A reactive microservice framework built on Netty that supports gRPC, Thrift, Kotlin, Retrofit, Spring Boot, and Dropwizard.
Armeria is a reactive microservice framework built on Netty that enables developers to create high-performance services supporting multiple protocols like gRPC, Thrift, and HTTP. It solves the complexity of integrating disparate technologies by providing a unified, flexible foundation for microservice development.
Java and Kotlin developers building microservices, especially those needing multi-protocol support or integrating with Spring Boot, Dropwizard, or reactive streams.
Developers choose Armeria for its seamless integration of popular technologies, high performance via Netty, and the flexibility to build reactive microservices without being locked into a specific stack.

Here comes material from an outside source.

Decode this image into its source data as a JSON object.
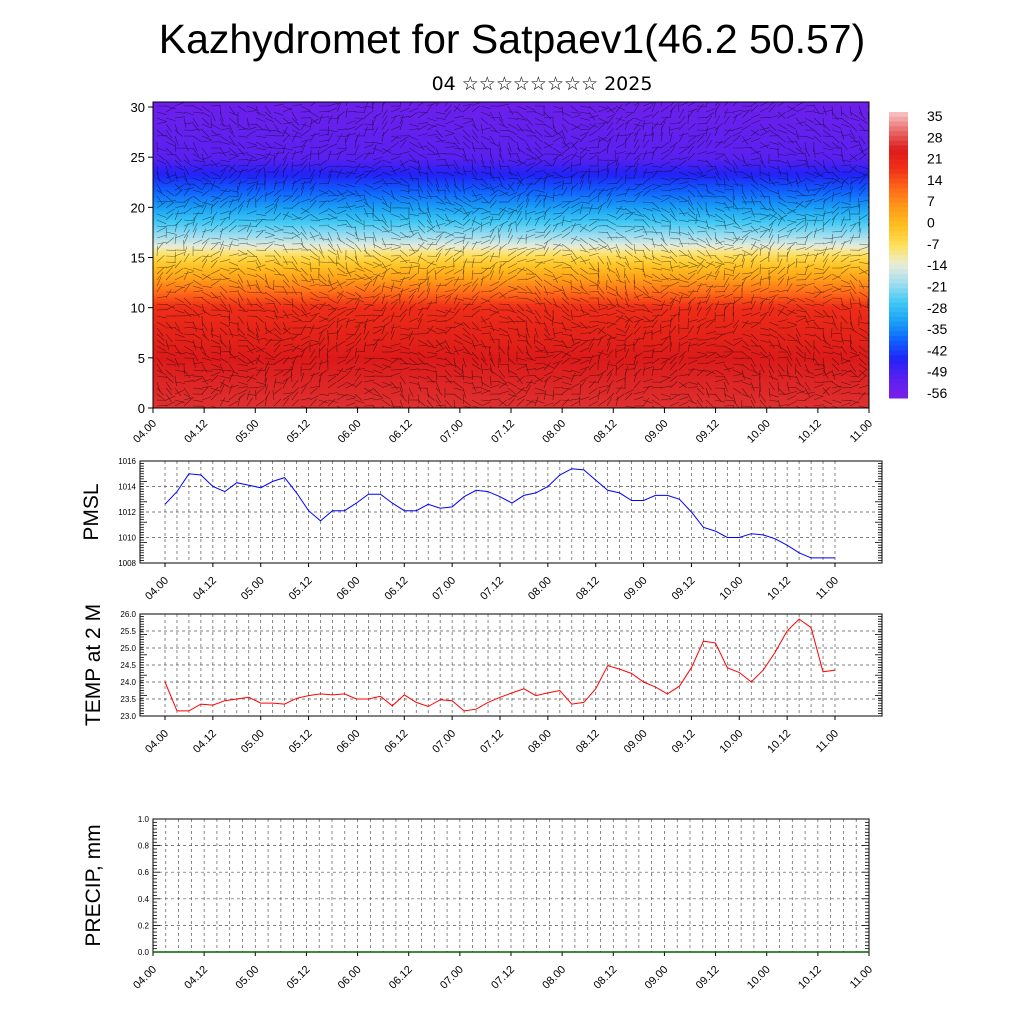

Your go-to microservice framework for any situation, from the creator of Netty et al. You can build any type of microservice leveraging your favorite technologies, including gRPC, Thrift, Kotlin, Retrofit, Reactive Streams, Spring Boot and Dropwizard.
Open-Awesome is built by the community, for the community. Submit a project, suggest an awesome list, or help improve the catalog on GitHub.
Armeria enables building services with gRPC, Thrift, HTTP/1, HTTP/2, and WebSocket, allowing unified exposure from a single codebase, as highlighted in the key features.
Built on Netty by its creator, Armeria leverages non-blocking I/O for reactive services, ensuring optimal performance for high-throughput microservices, per the README's emphasis on reactive foundation.
It seamlessly integrates with Kotlin, Retrofit, Reactive Streams, Spring Boot, and Dropwizard, letting developers use preferred tools without lock-in, as noted in the technology integration feature.
Write services once and expose them via multiple protocols, simplifying development and maintenance, which is a core philosophy of building reactive microservices 'at your pace.'
Armeria's flexibility requires more manual configuration than frameworks like Spring Boot, which offer pre-configured solutions, potentially slowing initial development.
Due to its Netty foundation and reactive programming model, developers need to understand low-level I/O and reactive concepts, which can be a barrier for teams new to these technologies.
While it integrates with other tech, Armeria lacks native administrative dashboards or monitoring tools, often necessitating additional setup for observability, as the README directs to external sites for more info.